You know the old adage: treat them mean to keep them keen? No show understands this cruel, devious approach to storytelling better than Game Of Thrones. It’s gained critical acclaim from its refusal to stick to the rules, for delighting in administering the most emotional gut-punches and for providing one of the bleakest hours of your week, 10 weeks a year. And we can’t get enough of it.
From its very first season GOT felt fresh, unusual and a bit punk; what other massive TV shows behead their main character after nine episodes? Ned Stark’s execution for treason, when actually he was the only person in King’s Landing desperate to do the right thing, was one of the most powerful moments in recent TV history. It said: actually, nobody on this show’s safe. Life sucks. Sometimes righteous people lose out to the bad guys. Deal with it.
But even after Ned’s head was stuck on a spike outside the Red Keep, a flicker of hope lingered. House Stark rose against the Lannisters and kicked off a civil war, led by Ned’s heir, the dashing Robb. Maybe this was a classic revenge tale instead? But no, the bleakness persisted. Robb, his mother Catelyn and the rest of the Stark supporters were brutally slaughtered in Season 3’s infamous ‘Red Wedding’, a massacre orchestrated by two smaller Northern houses who switched their allegiances for their own gain. The nine-minute assault, silent but for the slash of steel on flesh and the splatter of blood on stone, was a savage assault on the senses. Each groan, scream and plunge of a dagger into a belly said: things will only get worse, you were a f*cking idiot for holding out hope.
Tywin Lannister, instigator of the betrayal, sums up GOT’s proud lack of morals succinctly. “Explain to me why it is more noble to kill 10,000 men in battle than a dozen at dinner.” It’s cold hard logic, and it stings.
It’s not just that GOT delights in twists – though there are plenty – but it’s the show’s knack of emotionally manipulating us that makes it such a compelling, if regularly heartbreaking show. Sansa Stark’s physical and emotional abuse at the hands of her suitor, Prince Joffrey, was nothing short of terrifying. And when he choked to death at his own wedding (a moment that elicited guilty cheers in living rooms around the world), there was a brief sense of calm and respite, of the world righting itself. Last season, though, Sansa was wed to the sadistic Ramsay Bolton, going straight from one hell to another. An episode ending with her being raped by her husband caused huge controversy for its uncompromising fug of despair, but when Sansa escaped her husband’s castle at the culmination of Season 5, that flame flickered again. It constantly asks for us to find humanity in the everyday cruelness of real life.
Nobody embodies the show’s torturous throttle of desolation better than Jon Snow, who, like his father, is repeatedly punished for trying to do the right thing.
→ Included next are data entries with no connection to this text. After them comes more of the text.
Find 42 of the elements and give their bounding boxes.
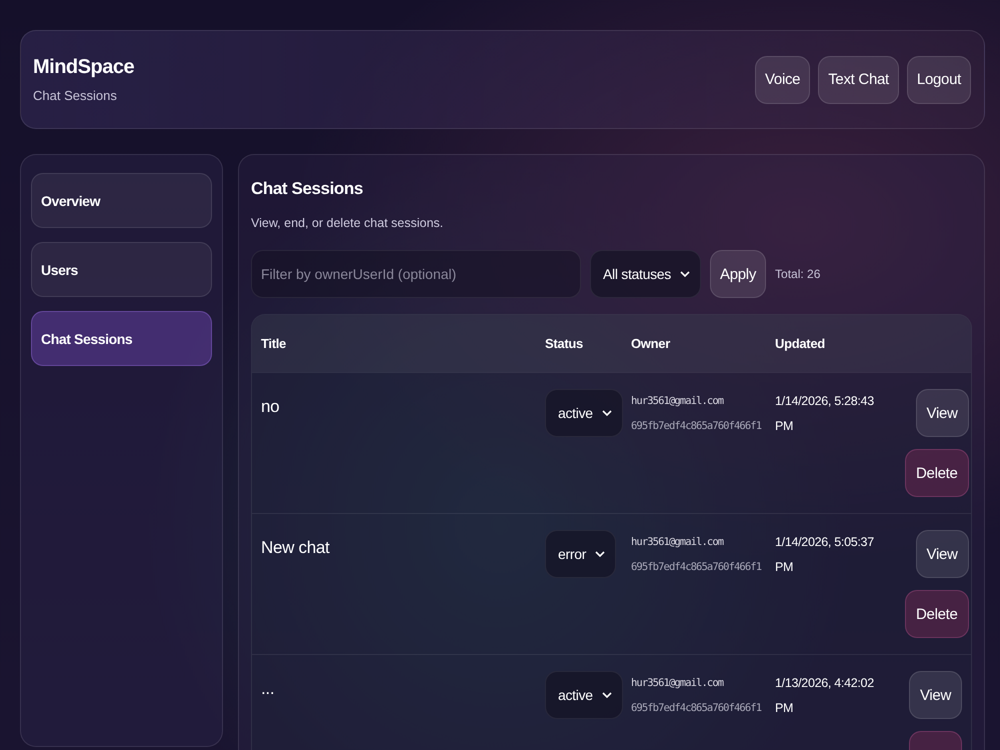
column-header: Owner bbox=[631, 336, 672, 351]
section-title: Chat Sessions bbox=[251, 179, 364, 199]
column-header: Updated bbox=[775, 336, 826, 351]
owner-id: 695fb7edf4c865a760f466f1 bbox=[631, 701, 762, 716]
delete-button[interactable]: Delete bbox=[905, 590, 969, 638]
column-header: Title bbox=[261, 336, 287, 351]
chevron-down-icon bbox=[680, 270, 690, 278]
owner-email: hur3561@gmail.com bbox=[631, 535, 724, 550]
session-title: ... bbox=[261, 678, 276, 699]
status-select[interactable]: error bbox=[545, 530, 616, 578]
session-title: New chat bbox=[261, 537, 331, 558]
view-button[interactable]: View bbox=[916, 389, 969, 437]
chevron-down-icon bbox=[602, 692, 612, 698]
view-button[interactable]: View bbox=[916, 530, 969, 578]
total-count: Total: 26 bbox=[775, 267, 820, 281]
status-select[interactable]: active bbox=[545, 389, 623, 437]
updated-time: 1/14/2026, 5:28:43 PM bbox=[775, 393, 875, 435]
page-subtitle: Chat Sessions bbox=[33, 88, 118, 103]
apply-button[interactable]: Apply bbox=[710, 250, 766, 298]
owner-id: 695fb7edf4c865a760f466f1 bbox=[631, 419, 762, 434]
status-select[interactable]: active bbox=[545, 671, 623, 719]
nav-button[interactable]: Text Chat bbox=[818, 56, 899, 104]
owner-email: hur3561@gmail.com bbox=[631, 676, 724, 691]
chevron-down-icon bbox=[602, 410, 612, 416]
delete-button[interactable]: Delete bbox=[905, 449, 969, 497]
nav-button[interactable]: Voice bbox=[755, 56, 810, 104]
status-filter-select[interactable]: All statuses bbox=[590, 250, 701, 298]
sidebar-item[interactable]: Users bbox=[31, 242, 212, 297]
sidebar-item[interactable]: Chat Sessions bbox=[31, 311, 212, 366]
updated-time: 1/14/2026, 5:05:37 PM bbox=[775, 534, 875, 576]
view-button[interactable]: View bbox=[908, 671, 962, 719]
nav-button[interactable]: Logout bbox=[906, 56, 971, 104]
app-name: MindSpace bbox=[33, 56, 134, 79]
column-header: Status bbox=[545, 336, 584, 351]
owner-id: 695fb7edf4c865a760f466f1 bbox=[631, 560, 762, 575]
owner-filter-field[interactable]: Filter by ownerUserId (optional) bbox=[251, 250, 581, 298]
chevron-down-icon bbox=[595, 550, 606, 558]
section-description: View, end, or delete chat sessions. bbox=[251, 216, 444, 230]
owner-email: hur3561@gmail.com bbox=[631, 394, 724, 409]
session-title: no bbox=[261, 396, 280, 417]
updated-time: 1/13/2026, 4:42:02 PM bbox=[775, 675, 875, 717]
sidebar-item[interactable]: Overview bbox=[31, 173, 212, 228]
He’s a considerate leader, a smart tactician and a skilled swordsman who has put personal issues aside for the greater good. So obviously his subordinates lead him into a courtyard and stab him repeatedly until he bleeds out in the snow.
After Ned, and Robb, surely Jon was our hero. Sure, he was all-but landlocked up North, manning the gigantic Wall that protects the realm from the horrors of the frozen wastelands, but his mysterious parentage and his innate sense of justice suggested he had a bigger part to play in the wars to come.
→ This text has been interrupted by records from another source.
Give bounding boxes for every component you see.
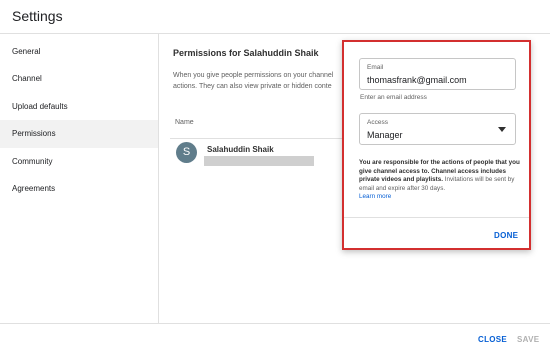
- email-field[interactable]: Email thomasfrank@gmail.com: [359, 58, 516, 90]
- access-select-label: Access: [367, 119, 388, 126]
- sidebar-item-channel[interactable]: Channel: [0, 65, 158, 93]
- name-column-header: Name: [175, 119, 194, 126]
- sidebar-item-permissions[interactable]: Permissions: [0, 120, 158, 148]
- avatar: S: [176, 142, 197, 163]
- email-field-value[interactable]: thomasfrank@gmail.com: [367, 75, 467, 85]
- email-helper-text: Enter an email address: [360, 94, 427, 101]
- settings-footer: CLOSE SAVE: [0, 323, 550, 353]
- email-field-label: Email: [367, 64, 384, 71]
- access-select[interactable]: Access Manager: [359, 113, 516, 145]
- redacted-email-bar: [204, 156, 314, 166]
- sidebar-item-agreements[interactable]: Agreements: [0, 175, 158, 203]
- description-line-2: actions. They can also view private or h…: [173, 83, 332, 90]
- access-info-text: You are responsible for the actions of p…: [359, 159, 521, 202]
- table-divider: [170, 138, 345, 139]
- dropdown-arrow-icon[interactable]: [498, 127, 506, 132]
- sidebar-item-upload-defaults[interactable]: Upload defaults: [0, 93, 158, 121]
- description-line-1: When you give people permissions on your…: [173, 72, 334, 79]
- permissions-title: Permissions for Salahuddin Shaik: [173, 48, 319, 58]
- access-select-value[interactable]: Manager: [367, 130, 403, 140]
- sidebar-item-general[interactable]: General: [0, 38, 158, 66]
- learn-more-link[interactable]: Learn more: [359, 193, 521, 202]
- save-button[interactable]: SAVE: [517, 335, 539, 344]
- close-button[interactable]: CLOSE: [478, 335, 507, 344]
- done-button[interactable]: DONE: [494, 231, 518, 240]
- user-name: Salahuddin Shaik: [207, 145, 274, 154]
- permissions-description: When you give people permissions on your…: [173, 70, 353, 92]
- page-title: Settings: [12, 8, 63, 24]
- sidebar-item-community[interactable]: Community: [0, 148, 158, 176]
- settings-header: Settings: [0, 0, 550, 34]
- settings-sidebar: General Channel Upload defaults Permissi…: [0, 34, 159, 324]
- invite-dialog: Email thomasfrank@gmail.com Enter an ema…: [342, 40, 531, 250]
- dialog-divider: [344, 217, 529, 218]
It reminds us that the world is dark and twisted, that good people suffer
Considering this came after the battle at Hardhome, where Jon saw first-hand the true terror of the monstrous frozen army known as the White Walkers, this twist of fate is perhaps the most hopeless in the show’s history. Thousands of reanimated corpses who are nigh-on impossible to kill are descending on the Seven Kingdoms, and stopping them just got a whole lot harder.
Ultimately, that is GOT’s greatest gift: constantly reminding us the world is dark and twisted, that good people suffer while evil prospers. But going into Season 6, we can’t help but feel slightly hopeful. Because there’s nowhere else for GOT to go but up, towards redemption, whether it’s Daenerys Targaryen’s mission to reclaim the Iron Throne, or Tyrion’s thirst for revenge against those who wronged him, or the evidence suggesting Jon Snow might not be a corpse for very long. When asked about the curly-haired hero’s fate, George RR Martin said that, in his books, “Death is not necessarily permanent.” It’s not much to go on. But we’ve got to have faith. Right?